Other investigational uses of MRI in dementia

Further investigation into the utility of MR volumetrics, MR spectroscopy (MRS), perfusion MR, and functional MRI (fMRI) is ongoing. In the area of volumetric analysis, clinical utility has been limited due to the overlap of normal aging and AD. Recently, however, it has been reported that in individual patients followed-up with serial MR examinations, the rate of atrophy directly correlates with the progression of disease. ⁴⁸ This research has direct clinical applications, as whole-brain volumetric calculations can be easily applied to many of the clinical MR sequences currently in use. As patients return for MRI for other indications, a volumetric analysis could be added for those patients with suspected or diagnosed AD. Further research continues to establish parameters for volume loss in the hippocampus, the entorhinal cortex, and other temporal lobe structures.

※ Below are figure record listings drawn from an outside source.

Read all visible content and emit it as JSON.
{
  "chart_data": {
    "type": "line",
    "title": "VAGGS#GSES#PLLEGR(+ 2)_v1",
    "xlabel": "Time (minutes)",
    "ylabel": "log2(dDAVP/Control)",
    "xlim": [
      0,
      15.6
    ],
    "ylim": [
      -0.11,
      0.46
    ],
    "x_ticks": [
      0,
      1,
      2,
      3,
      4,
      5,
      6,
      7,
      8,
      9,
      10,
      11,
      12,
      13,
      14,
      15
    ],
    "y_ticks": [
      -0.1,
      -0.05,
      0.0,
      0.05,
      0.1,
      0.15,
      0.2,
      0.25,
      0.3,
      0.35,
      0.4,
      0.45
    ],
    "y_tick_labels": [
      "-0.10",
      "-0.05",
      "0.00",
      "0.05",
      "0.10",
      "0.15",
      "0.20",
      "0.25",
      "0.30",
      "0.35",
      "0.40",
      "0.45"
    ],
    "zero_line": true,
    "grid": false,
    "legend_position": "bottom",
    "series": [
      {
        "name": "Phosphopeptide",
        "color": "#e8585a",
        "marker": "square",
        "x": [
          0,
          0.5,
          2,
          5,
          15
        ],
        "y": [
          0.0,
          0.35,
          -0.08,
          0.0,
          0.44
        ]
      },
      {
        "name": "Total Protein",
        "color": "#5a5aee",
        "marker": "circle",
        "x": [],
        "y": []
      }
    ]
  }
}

MR spectroscopy is another technique that may be useful for the diagnosis of AD in difficult cases. In the setting of encephalopathy, MRS can be useful in differentiation of hepatic encephalopathy (elevated levels of glycine and glutamate ⁴⁹ and changes in levels of GABA ⁵⁰ ) and HIV encephalopathy (decreased N-acetylaspartate [NAA] and increased choline ⁵¹ levels). More recently, at 3T, MRS has been used to distinguish between AD, frontotemporal dementia, and progressive supranuclear palsy based upon ratios of NAA, choline, and myoinositol levels to creatine. ⁵²

Functional MRI utilizes changes in blood oxygenation to identify areas of brain activation. The difference in the fMRI signal between activated and nonactivated brain areas at 1.5T is small (2% to 4%) but significant. There are 3 main types of neuropsychologic tests currently under investigation with fMRI: Encoding of recent memory, simple cognitive tasks, and image memory. However, there are no clear standards available yet for the routine use of fMRI in patients with dementia. ⁵

Finally, a relatively new MR technique, T1ρ (T1-rho) imaging, offers a new alternative to standard T1, T2, and DWI contrast. T1ρ gives contrast that is somewhere between T1 and T2. T1ρ contrast is based upon the spin-lattice relation in the rotating frame of reference. At the 2004 meeting of the ISMRM, T1ρ was preliminarily reported to directly identify areas of β-amyloid plaque in an APP-mouse model of AD (manifested as loss of signal intensity on T1ρ images). ⁵³

Conclusion

Alzheimer's disease presents a diagnostic and prognostic dilemma for which new imaging techniques will need to emerge as progress on treatments continues. Current guidelines from the neurologic literature recommend routine CT and MRI examination of all patients with newly diagnosed dementia. Although there are many imaging modalities for AD currently under investigation, MRI offers a single, noninvasive examination allowing for the measurement of changes in multiple parameters. These include relaxation, water diffusivity, volumetric analysis, brain perfusion, metabolic analysis, and functional imaging. Diffusion tensor MR is emerging as a sensitive and specific tool for identifying patients with early and late AD and as a method for evaluating disease progression-information that will be critical to referring physicians as new pharmaceuticals become available.